Warehouses and Lakes
Sales & Support Analytics

How to load data from Coda to Databricks Lakehouse

Learn how to use Airbyte to synchronize your Coda data into Databricks Lakehouse within minutes.

TL;DR

This can be done by building a data pipeline manually, usually a Python script (you can leverage a tool as Apache Airflow for this). This process can take more than a full week of development. Or it can be done in minutes on Airbyte in three easy steps:

  1. set up Coda as a source connector (using Auth, or usually an API key)
  2. set up Databricks Lakehouse as a destination connector
  3. define which data you want to transfer and how frequently

You can choose to self-host the pipeline using Airbyte Open Source or have it managed for you with Airbyte Cloud.

This tutorial’s purpose is to show you how.

What is Coda

Coda is a comprehensive solution that combines documents, spreadsheets, and building tools into a single platform. With this tool, project managers can track OKRs while also brainstorming with their teams.

What is Databricks Lakehouse

Databricks is an American enterprise software company founded by the creators of Apache Spark. Databricks combines data warehouses and data lakes into a lakehouse architecture.

Integrate Coda with Databricks Lakehouse in minutes

Try for free now

Prerequisites

  1. A Coda account to transfer your customer data automatically from.
  2. A Databricks Lakehouse account.
  3. An active Airbyte Cloud account, or you can also choose to use Airbyte Open Source locally. You can follow the instructions to set up Airbyte on your system using docker-compose.

Airbyte is an open-source data integration platform that consolidates and streamlines the process of extracting and loading data from multiple data sources to data warehouses. It offers pre-built connectors, including Coda and Databricks Lakehouse, for seamless data migration.

When using Airbyte to move data from Coda to Databricks Lakehouse, it extracts data from Coda using the source connector, converts it into a format Databricks Lakehouse can ingest using the provided schema, and then loads it into Databricks Lakehouse via the destination connector. This allows businesses to leverage their Coda data for advanced analytics and insights within Databricks Lakehouse, simplifying the ETL process and saving significant time and resources.

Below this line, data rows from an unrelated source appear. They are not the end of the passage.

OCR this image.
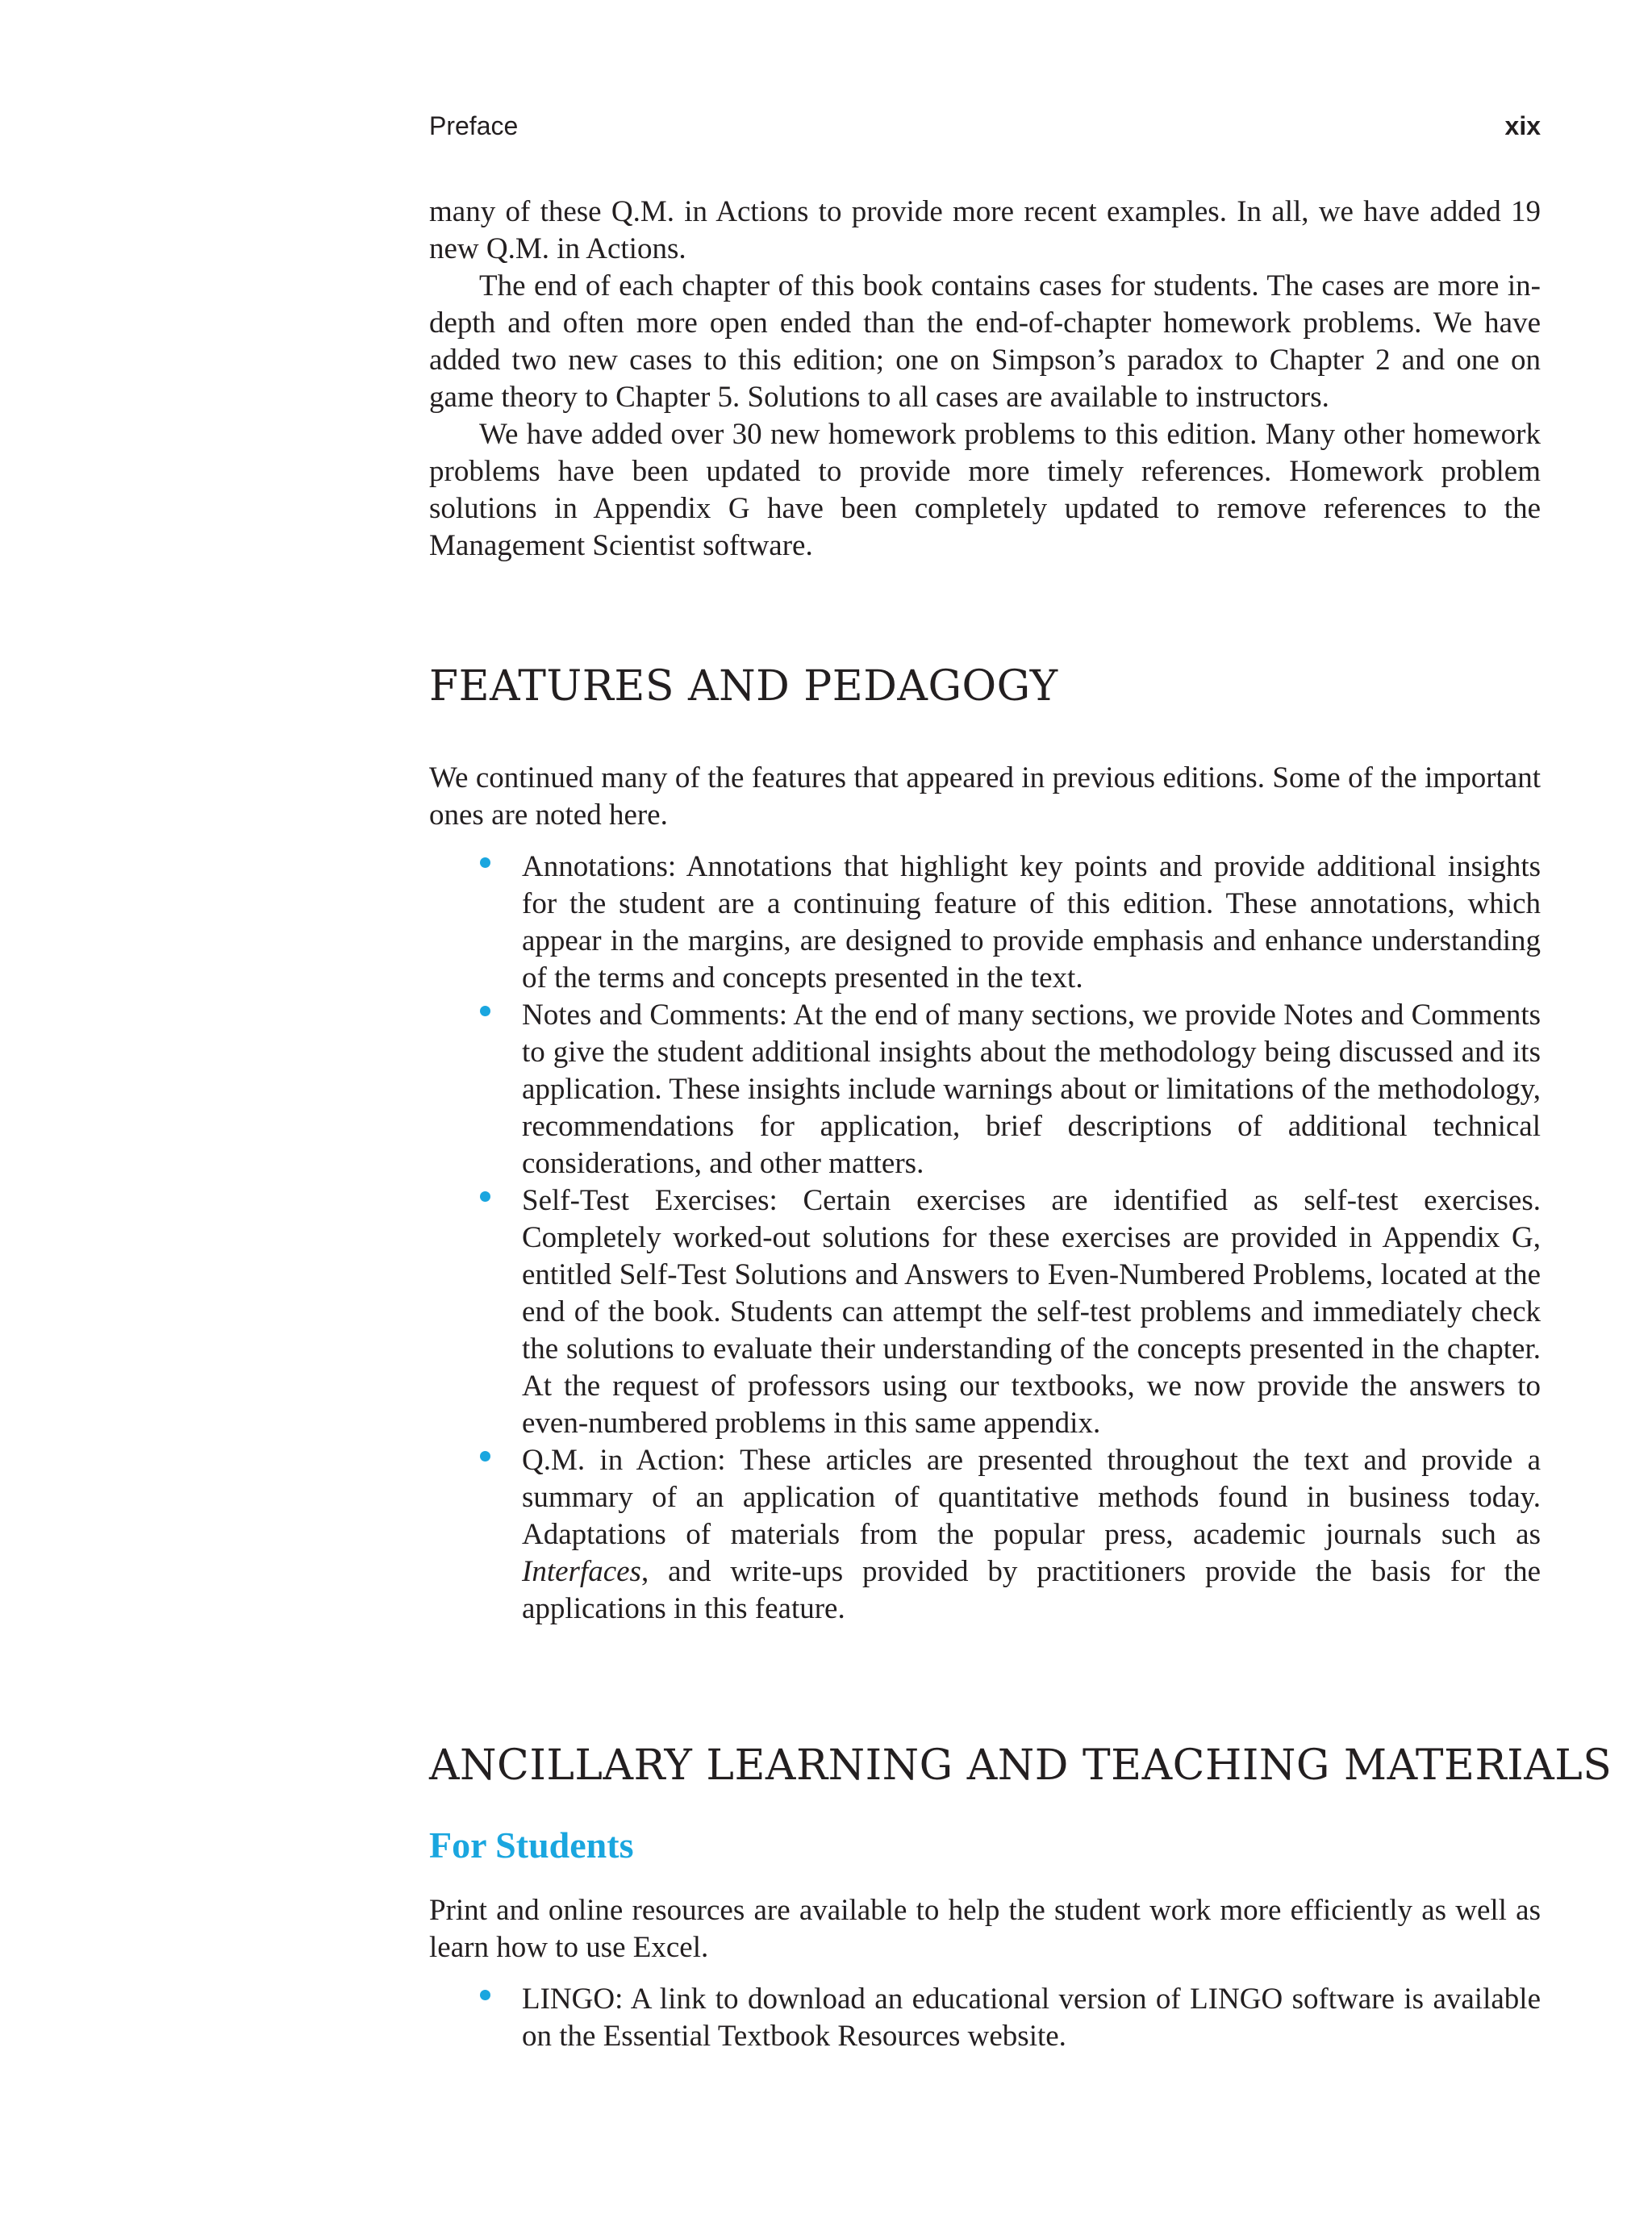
Preface	xix

many of these Q.M. in Actions to provide more recent examples. In all, we have added 19 new Q.M. in Actions.

The end of each chapter of this book contains cases for students. The cases are more in-depth and often more open ended than the end-of-chapter homework problems. We have added two new cases to this edition; one on Simpson’s paradox to Chapter 2 and one on game theory to Chapter 5. Solutions to all cases are available to instructors.

We have added over 30 new homework problems to this edition. Many other homework problems have been updated to provide more timely references. Homework problem solutions in Appendix G have been completely updated to remove references to the Management Scientist software.

FEATURES AND PEDAGOGY

We continued many of the features that appeared in previous editions. Some of the important ones are noted here.

Annotations: Annotations that highlight key points and provide additional insights for the student are a continuing feature of this edition. These annotations, which appear in the margins, are designed to provide emphasis and enhance understanding of the terms and concepts presented in the text.
Notes and Comments: At the end of many sections, we provide Notes and Comments to give the student additional insights about the methodology being discussed and its application. These insights include warnings about or limitations of the methodology, recommendations for application, brief descriptions of additional technical considerations, and other matters.
Self-Test Exercises: Certain exercises are identified as self-test exercises. Completely worked-out solutions for these exercises are provided in Appendix G, entitled Self-Test Solutions and Answers to Even-Numbered Problems, located at the end of the book. Students can attempt the self-test problems and immediately check the solutions to evaluate their understanding of the concepts presented in the chapter. At the request of professors using our textbooks, we now provide the answers to even-numbered problems in this same appendix.
Q.M. in Action: These articles are presented throughout the text and provide a summary of an application of quantitative methods found in business today. Adaptations of materials from the popular press, academic journals such as Interfaces, and write-ups provided by practitioners provide the basis for the applications in this feature.
ANCILLARY LEARNING AND TEACHING MATERIALS
For Students

Print and online resources are available to help the student work more efficiently as well as learn how to use Excel.

LINGO: A link to download an educational version of LINGO software is available on the Essential Textbook Resources website.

Step 1: Set up Coda as a source connector

1. First, navigate to the Coda source connector page on Airbyte.com.
2. Click on the "Create new connection" button.
3. Enter a name for your connection and click "Next".
4. In the "Configure your Coda connection" section, enter your Coda API token. You can find instructions on how to generate an API token in the Coda API documentation.
5. Next, enter the ID of the Coda document you want to connect to. You can find the document ID in the URL of the document.
6. Select the tables you want to replicate from the document.
7. Click "Test connection" to ensure that your credentials are correct and the connection is successful.
8. If the test is successful, click "Create connection" to save your settings and start replicating data from Coda to Airbyte.  

Note: It is important to ensure that your Coda API token has the necessary permissions to access the tables you want to replicate. You can check the permissions of your API token in the Coda API settings.

Step 2: Set up Databricks Lakehouse as a destination connector

1. First, navigate to the Airbyte website and log in to your account.
2. Once you are logged in, click on the "Destinations" tab on the left-hand side of the screen.
3. Scroll down until you find the "Databricks Lakehouse" connector and click on it.
4. You will be prompted to enter your Databricks Lakehouse credentials, including your account name, personal access token, and workspace ID.
5. Once you have entered your credentials, click on the "Test" button to ensure that the connection is successful.
6. If the test is successful, click on the "Save" button to save your Databricks Lakehouse destination connector settings.
7. You can now use the Databricks Lakehouse connector to transfer data from your source connectors to your Databricks Lakehouse destination.
8. To set up a data transfer, navigate to the "Sources" tab and select the source connector that you want to use.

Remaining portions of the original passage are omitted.